La campagne électorale pour la présidentielle de février 2019, avait bien démarré au Sénégal. Les 5 candidats en lice ont déjà sillonné plusieurs régions du pays. Il y a eu quelques fois des échauffourées, mais pas de débordements graves. En revanche, dimanche dernier, la ville de Tambacounda (Est du pays) a connu une journée sanglante.
La milice de la garde rapprochée du candidat du Parti pour l’Unité et le Rassemblement (PUR) du Pr El Hadj Issa Sall aurait tué deux jeunes militants de Benno Bokk Yaakaar (majorité présidentielle), qui leur aurait barré la route, à l’entrée de la ville de Tambacounda.

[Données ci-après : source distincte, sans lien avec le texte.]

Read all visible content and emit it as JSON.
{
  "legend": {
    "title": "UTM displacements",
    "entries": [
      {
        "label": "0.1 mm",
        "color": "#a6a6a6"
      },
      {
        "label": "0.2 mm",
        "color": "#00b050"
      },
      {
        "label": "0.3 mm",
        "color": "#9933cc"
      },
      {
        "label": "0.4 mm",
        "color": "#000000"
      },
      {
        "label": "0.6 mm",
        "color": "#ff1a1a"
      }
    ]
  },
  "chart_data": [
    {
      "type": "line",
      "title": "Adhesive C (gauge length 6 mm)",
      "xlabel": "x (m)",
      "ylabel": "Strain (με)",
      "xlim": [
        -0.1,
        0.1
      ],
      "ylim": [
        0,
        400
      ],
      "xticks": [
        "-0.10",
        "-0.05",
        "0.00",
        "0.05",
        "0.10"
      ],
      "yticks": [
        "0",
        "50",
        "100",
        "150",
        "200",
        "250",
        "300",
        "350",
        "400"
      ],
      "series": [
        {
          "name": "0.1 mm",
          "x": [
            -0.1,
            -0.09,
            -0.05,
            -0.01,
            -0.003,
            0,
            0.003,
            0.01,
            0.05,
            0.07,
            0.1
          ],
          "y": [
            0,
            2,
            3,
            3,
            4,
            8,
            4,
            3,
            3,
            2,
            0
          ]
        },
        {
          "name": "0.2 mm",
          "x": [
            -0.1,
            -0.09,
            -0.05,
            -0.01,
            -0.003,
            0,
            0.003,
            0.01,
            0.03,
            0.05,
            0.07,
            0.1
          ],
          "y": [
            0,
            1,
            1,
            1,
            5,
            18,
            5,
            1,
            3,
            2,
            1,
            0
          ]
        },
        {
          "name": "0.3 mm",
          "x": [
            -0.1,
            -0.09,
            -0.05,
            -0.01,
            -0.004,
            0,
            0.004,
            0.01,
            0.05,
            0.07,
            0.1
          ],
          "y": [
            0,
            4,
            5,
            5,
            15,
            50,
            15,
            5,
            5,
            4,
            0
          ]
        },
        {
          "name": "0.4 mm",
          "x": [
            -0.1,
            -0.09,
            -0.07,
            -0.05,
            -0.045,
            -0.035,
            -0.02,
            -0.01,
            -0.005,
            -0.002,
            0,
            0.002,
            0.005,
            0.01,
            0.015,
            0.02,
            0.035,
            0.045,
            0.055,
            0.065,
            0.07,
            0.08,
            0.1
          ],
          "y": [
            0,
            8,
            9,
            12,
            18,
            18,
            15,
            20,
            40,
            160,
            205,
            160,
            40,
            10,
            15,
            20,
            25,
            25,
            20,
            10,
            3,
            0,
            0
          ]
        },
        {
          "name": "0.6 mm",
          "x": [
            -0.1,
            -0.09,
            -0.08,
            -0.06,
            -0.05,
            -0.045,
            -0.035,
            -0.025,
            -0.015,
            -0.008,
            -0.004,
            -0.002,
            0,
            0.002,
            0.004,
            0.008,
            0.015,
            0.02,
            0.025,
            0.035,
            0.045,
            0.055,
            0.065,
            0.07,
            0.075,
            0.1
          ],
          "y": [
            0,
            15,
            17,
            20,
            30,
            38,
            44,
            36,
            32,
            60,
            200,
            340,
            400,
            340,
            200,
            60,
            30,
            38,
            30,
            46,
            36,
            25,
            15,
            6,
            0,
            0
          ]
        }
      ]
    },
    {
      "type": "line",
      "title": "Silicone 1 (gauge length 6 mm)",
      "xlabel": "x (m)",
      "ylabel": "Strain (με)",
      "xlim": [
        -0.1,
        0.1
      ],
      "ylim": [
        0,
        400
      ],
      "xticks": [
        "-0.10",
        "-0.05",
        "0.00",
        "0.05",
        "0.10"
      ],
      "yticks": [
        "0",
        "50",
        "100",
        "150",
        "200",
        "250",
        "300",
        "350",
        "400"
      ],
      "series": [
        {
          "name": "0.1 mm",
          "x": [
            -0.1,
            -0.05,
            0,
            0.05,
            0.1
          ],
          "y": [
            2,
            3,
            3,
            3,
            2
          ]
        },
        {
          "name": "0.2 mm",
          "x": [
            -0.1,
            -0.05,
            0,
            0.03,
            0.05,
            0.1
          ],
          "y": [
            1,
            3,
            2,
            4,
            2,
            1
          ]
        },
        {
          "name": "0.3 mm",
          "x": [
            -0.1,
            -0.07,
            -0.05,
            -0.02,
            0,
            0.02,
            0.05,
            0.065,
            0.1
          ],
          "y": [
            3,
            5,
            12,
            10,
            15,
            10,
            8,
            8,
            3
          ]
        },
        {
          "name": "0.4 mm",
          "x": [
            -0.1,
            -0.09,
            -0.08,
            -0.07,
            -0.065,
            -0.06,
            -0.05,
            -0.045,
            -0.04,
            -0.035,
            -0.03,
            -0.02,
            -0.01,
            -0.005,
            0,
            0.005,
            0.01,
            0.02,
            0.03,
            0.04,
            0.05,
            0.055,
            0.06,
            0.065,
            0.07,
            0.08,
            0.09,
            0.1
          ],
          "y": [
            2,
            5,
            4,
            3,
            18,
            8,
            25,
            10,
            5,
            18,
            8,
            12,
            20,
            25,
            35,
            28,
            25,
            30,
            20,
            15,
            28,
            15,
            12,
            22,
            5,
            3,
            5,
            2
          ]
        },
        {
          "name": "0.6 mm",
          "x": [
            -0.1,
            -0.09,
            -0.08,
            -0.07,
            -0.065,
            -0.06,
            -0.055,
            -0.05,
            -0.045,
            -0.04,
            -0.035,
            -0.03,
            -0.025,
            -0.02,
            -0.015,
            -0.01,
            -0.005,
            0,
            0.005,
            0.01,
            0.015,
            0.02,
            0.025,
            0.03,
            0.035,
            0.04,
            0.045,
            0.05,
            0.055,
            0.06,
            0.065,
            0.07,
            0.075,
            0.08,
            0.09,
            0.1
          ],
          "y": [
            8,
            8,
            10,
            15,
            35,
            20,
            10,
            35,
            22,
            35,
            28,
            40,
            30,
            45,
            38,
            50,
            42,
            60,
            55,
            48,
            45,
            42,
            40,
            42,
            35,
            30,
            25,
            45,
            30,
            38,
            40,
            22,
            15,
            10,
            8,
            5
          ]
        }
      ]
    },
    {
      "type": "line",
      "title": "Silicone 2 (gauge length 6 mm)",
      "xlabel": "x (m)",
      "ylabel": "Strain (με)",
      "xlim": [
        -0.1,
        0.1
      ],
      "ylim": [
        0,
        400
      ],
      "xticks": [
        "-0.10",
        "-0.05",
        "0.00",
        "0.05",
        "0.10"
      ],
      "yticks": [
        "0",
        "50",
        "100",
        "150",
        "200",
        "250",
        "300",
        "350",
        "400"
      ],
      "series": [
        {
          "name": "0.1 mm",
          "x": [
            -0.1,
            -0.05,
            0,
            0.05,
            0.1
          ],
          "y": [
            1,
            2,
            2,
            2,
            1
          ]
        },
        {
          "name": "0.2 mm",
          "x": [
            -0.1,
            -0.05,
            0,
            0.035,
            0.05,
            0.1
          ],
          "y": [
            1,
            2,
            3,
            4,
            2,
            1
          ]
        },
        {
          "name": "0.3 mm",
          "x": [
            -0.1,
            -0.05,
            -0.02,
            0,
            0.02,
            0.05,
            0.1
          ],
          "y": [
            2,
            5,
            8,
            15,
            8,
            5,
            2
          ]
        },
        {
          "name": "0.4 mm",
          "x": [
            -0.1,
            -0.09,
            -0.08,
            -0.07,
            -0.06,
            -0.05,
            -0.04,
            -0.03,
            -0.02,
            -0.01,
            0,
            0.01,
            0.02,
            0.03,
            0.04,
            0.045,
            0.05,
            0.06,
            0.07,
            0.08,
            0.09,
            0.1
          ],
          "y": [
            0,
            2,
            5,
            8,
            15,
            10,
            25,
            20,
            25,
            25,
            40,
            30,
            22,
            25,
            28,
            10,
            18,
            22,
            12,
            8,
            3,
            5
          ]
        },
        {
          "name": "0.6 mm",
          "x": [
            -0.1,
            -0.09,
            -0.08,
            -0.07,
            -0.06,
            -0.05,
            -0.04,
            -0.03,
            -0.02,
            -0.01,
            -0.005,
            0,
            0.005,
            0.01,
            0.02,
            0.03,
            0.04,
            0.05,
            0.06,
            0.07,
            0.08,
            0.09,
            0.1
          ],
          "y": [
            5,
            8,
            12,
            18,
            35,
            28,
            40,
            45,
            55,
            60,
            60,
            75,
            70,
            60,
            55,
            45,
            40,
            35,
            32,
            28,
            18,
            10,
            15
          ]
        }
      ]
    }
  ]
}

Ces évènements douloureux du 10 février 2019, rappellent d’autres évènements, plus douloureux, du 16 février 1994, lorsque des éléments du Mouvement Moustarchidine Wal Moustarchidate (Mouvement religieux), géniteur du PUR, avaient attaqué le bus de la police, en plein centre de Dakar et tué six policiers !
Ce qui s’est passé dimanche 10 février à Tambacounda, ressemble, à bien des égards, à ce qui s’était passé le 16 février 1994 au boulevard Général De Gaule, en plein centre de Dakar. Dimanche dernier, les éléments de la garde rapprochée du candidat El Hadj Issa Sall du PUR ont abattu les jeunes Ibrahima Diop et Cheikh Touré, tous deux membres de la coalition Benno Bokk Yaakaar. Il y a eu plusieurs blessés, dont des journalistes, chargés de couvrir la campagne du candidat Issa Sall. Du côté du PUR, l’on pointe un doigt accusateur vers Benno Bokk Yaakaar dont “les militants tentaient de les encercler“, disent-ils.
Les faits sont d’une gravité extrême, d’autant que le PUR s’adosse à un mouvement religieux (Al Moustarchidine wal Moustarchidate) dont le guide moral, Serigne Moustapha Sy est aussi, Président-fondateur du PUR. Or, en juin 1993, ce même Moustapha Sy fut arrêté, suite à des critiques acerbes tenues, à l’encontre du régime d’Abdou Diouf.
Le 16 février 1994, alors que Me Abdoulaye Wade dirigeait un meeting politique de la Coordination des Forces Démocratiques (CFD), au boulevard Général De Gaule, en plein centre de Dakar, Serigne Habib Sy, frère cadet de Serigne Moustapha, lui arracha le micro pour dire “que le temps était à l’action et non au palabre“. Et Me Wade de dire : “ Vous voulez marcher, eh bien marchez “, lança-t-il.
Ce fut le déferlement d’une horde de jeunes moustarchides, armés d’armes blanches et d’explosifs. Le bus de la police, fut la cible des assaillants qui ont mis le feu sur les forces de l’ordre qui tentaient de se sauver. Le bilan est pathétique : six policiers tués et d’autres blessés. De nombreuses arrestations furent opérées dans les rangs du Mouvement des Moustarchidine et, le même jour, “le ministre de l’Intérieur, de l’époque, feu Djibo Kâ, lors d’une déclaration télévisée, annonce par décret numéro 001123 du 17 février 94 l’interdiction sur tout le territoire national des activités du mouvement des Moustarchidines“.
Me Abdoulaye Wade, Landing Savané de And Jëf, Habib Sy, ancien directeur de cabinet de Me Wade, etc…furent eux aussi, arrêtés et incarcérés dans la prison de Reubeuss. Quatre ans, après, précisément en 1998, le guide moral du Mouvement des Moustarchidine, Serigne Moustapha Sy met sur pied le PUR (Parti pour l’Unité et le Rassemblement), dont le Pr El Hadj Issa Sall est le candidat pour la présidentielle de 2019.
Ce rappel historique démontre que le Mouvement Al Moustarchidine pourrait être considéré, au vu des évènements du boulevard Charles De Gaule (1994) et de Tambacounda (2019), comme récidiviste, si jamais les enquêtes en cours, établissent la culpabilité des membres du PUR.
L’on pourrait également déplorer le manque de vigilance du régime Diouf, qui a reconnu le parti PUR, 4 ans seulement, après la tuerie des policiers en février 1994. En dépit de la posture, manifestement pacifiste, du candidat Issa Sall, il reste que le MMWM auquel, il s’adosse a déjà un passé tacheté de sang et de violence, d’où la nécessité de le garder en repérage, tout au long du processus électoral.
Cela rappelle également que les discours incendiaires de Me Abdoulaye Wade, ont souvent été source d’instabilité et de désordre. Son récent appel “à brûler les cartes d’électeurs“, n’est guère innocent de ce qui s’est passé, dimanche dernier à Tambacounda.